Tabii ki, hiç kimse kasıtlı olarak hayatlarını mahvetmek istemez. Kendini sabote etme, kendini gerçek veya algılanan tehlike, zarar veya hoş olmayan duygulardan korumak için bilinçsiz bir girişimdir.

İkinci Koçluk Seansı: Gerçekle Yüzleşin

Jess'in içten içe sevgi dolu bir partneri hak ettiğine inanmadığını ve ilişki bozulursa incineceğinden korktuğunu tahmin ettim. Durumu değiştirmek için, kendini sabote etmeye yol açan inançlarla uğraşmanız gerekir. Jess'ten aşk ilişkileriyle ilişkilendirdiği kelimelerin veya ifadelerin bir listesini yapmasını istedim.

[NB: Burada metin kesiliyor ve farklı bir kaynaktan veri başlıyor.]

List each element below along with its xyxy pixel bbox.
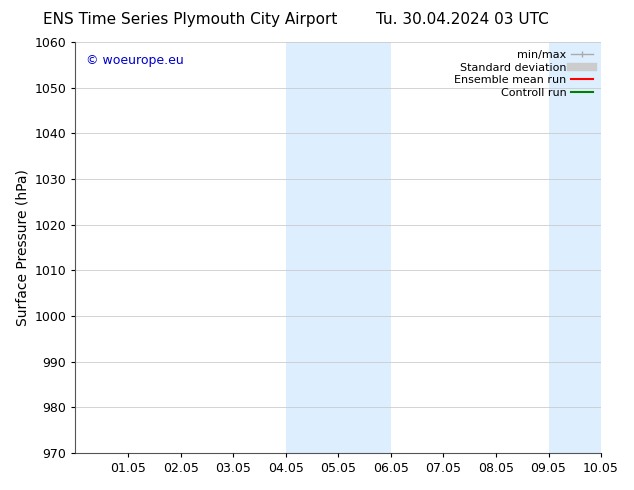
Y-axis label: Surface Pressure (hPa): Surface Pressure (hPa) — [15, 169, 29, 326]
Text: © woeurope.eu: © woeurope.eu — [86, 54, 184, 68]
Title: ENS Time Series Plymouth City Airport      Tu. 30.04.2024 03 UTC: ENS Time Series Plymouth City Airport Tu… — [0, 489, 1, 490]
Legend: min/max, Standard deviation, Ensemble mean run, Controll run: min/max, Standard deviation, Ensemble me… — [452, 48, 595, 100]
Text: Tu. 30.04.2024 03 UTC: Tu. 30.04.2024 03 UTC — [377, 12, 549, 27]
Bar — [548, 42, 601, 453]
Text: ENS Time Series Plymouth City Airport: ENS Time Series Plymouth City Airport — [43, 12, 337, 27]
Bar — [286, 42, 391, 453]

Sonuç onu şaşırttı: Yazdığı ifadeler arasında "tuzağa düşmek", "kontrol", "acı", "ihanet" ve hatta "kendini kaybetmek" vardı. Seansı, bu inançları nereden aldığını bulmaya çalışarak geçirdik.

16 yaşındayken Jess ciddi bir ilişkiye başladı, ancak yavaş yavaş ortağı onu kontrol etmeye başladı. Jess, memleketlerinde kalmalarını istediği için üniversitede okumayı reddetti. Daha sonra, çalışmaya gitmediğine pişman oldu ve bu karar başarılı bir kariyer yapmasına izin vermedi.

Jess sonunda ilişkiyi bitirdi, ama o zamandan beri başka birinin hayatını kontrol edeceği korkusu musallat oldu.

Üçüncü koçluk seansı: gözlerinizi açın

Jess ile birkaç ay daha çalışmaya devam ettim. İnançları değiştirmek zaman alır.

Her şeyden önce, Jess'in amacının ulaşılabilir olduğuna inanabilmesi için kendisi için mutlu ilişkiler örnekleri bulması gerekiyordu. Şimdiye kadar, müvekkilim çoğunlukla olumsuz inançlarını doğrulayan başarısız ilişki örnekleri aradı ve mutlu çiftlerden habersiz görünüyordu, ortaya çıktığı gibi, çevresinde pek çok kişi vardı.

Jess aşkı bulmayı umuyor ve onunla yaptığımız çalışmanın amacına ulaşma şansını artırdığına eminim. Artık aşkta mutluluğun mümkün olduğuna ve bunu hak ettiğine inanıyor. Başlangıç ​​için fena değil, değil mi?


Yazar hakkında: Kim Morgan, İngiliz bir psikoterapist ve koçtur.